Ultimately, the very religious institutions that Moore had sought to defend and the Erasmus had hoped to reform contributed to the decline of Christian Humanism.  By 1520, Church officials in the Holy Roman Empire vigerously sought to circumscribe humanistic scholarship.  The famous debate between the supporters of Johann Reuchlin and the Scholastics over the German Inquisition's efforts to ban all Hebrew books may have helped spread the ideas of Erasmus, et al., but it also signaled the Church's growing unease with the implications of Biblical scholarship. 

That was largely a consequence of the lessons that Martin Luther and others had taken from Erasmus and the Christian Humanists.  As we will see in the next lecture, Luther expanded on criticisms of the Church's worldliness and used Biblical scholarship to attack the foundations of Catholicism.  In the North as in Italy, the Catholic Church clamped down on ideas that might feed into Luther's Protestant Reformation (launched in 1517), even when these ideas came from men like Erasmus, who considered themselves loyal and faithful Catholics.  By 1525 Christian Humanism was in decline.
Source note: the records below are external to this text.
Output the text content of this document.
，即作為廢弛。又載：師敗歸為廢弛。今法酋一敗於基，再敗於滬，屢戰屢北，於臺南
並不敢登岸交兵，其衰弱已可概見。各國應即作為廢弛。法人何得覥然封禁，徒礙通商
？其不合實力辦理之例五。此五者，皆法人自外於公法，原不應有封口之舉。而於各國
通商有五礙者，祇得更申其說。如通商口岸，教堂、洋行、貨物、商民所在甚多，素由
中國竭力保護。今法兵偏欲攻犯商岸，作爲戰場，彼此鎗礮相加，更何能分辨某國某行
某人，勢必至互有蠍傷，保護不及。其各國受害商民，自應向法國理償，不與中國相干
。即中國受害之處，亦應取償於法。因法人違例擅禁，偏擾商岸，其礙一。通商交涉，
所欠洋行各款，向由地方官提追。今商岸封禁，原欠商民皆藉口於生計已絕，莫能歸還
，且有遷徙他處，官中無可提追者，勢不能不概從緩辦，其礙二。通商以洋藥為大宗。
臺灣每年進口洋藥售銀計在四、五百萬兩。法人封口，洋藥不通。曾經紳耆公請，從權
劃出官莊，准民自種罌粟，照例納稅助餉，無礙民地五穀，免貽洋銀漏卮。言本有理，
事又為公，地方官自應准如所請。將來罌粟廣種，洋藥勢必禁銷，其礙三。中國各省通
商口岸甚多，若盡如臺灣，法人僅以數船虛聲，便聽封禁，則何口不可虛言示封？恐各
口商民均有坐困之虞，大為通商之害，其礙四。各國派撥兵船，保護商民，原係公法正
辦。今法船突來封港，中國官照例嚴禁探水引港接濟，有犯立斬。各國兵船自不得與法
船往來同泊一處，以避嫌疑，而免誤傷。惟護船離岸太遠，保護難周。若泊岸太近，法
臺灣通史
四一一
 "Secular" literature in the Northern Renaissance

Although the scholarship of the Northern Renaissance concerned itself largely with Christian ethics, the 1500s witnessed a revival of secular literature as well.  Perhaps the most significant Northern European literary figure of the era, Francois Rabelais (1494-1553), had been influenced considerably by the writings of Erasmus.  But his Gargantua and Pantagruel appealed to a very different audience than did the works of Erasmus.  These stories of mythical giants were written in very vernacular French, filled with sex, violence, and vulgar language.  What links Rabelais to Erasmus and to Humanism more generally is his naturalism and his conviction that humans and human behavior are fundamentally good (even when vulgar).

 Northern Renaissance art

Here again, for the sake of time, I ask you to pay special attention to Coffin.  The art of the Northern Renaissance was strongly influenced by developments in Italy, yet it was also markedly different.  For a quick illustration of some of the differences, look closely at and compare Holbein's portrait of Thomas Moore (p. 478) to Raphael's portrait of Julius II (p. 458).  Coffin emphasizes differences in subject and theme between Italy and the North, and in particular the greater "modesty" of Northern Renaissance artists.  But they also made dramatically different use of light, form, and color than did the Italians.  It is worth noting that that Northern Renaissance painting had a reciprocal influence on Italian art:  Northern artists pioneered the use of oil paint (vs. water color and tempera), which was then imported to Italy.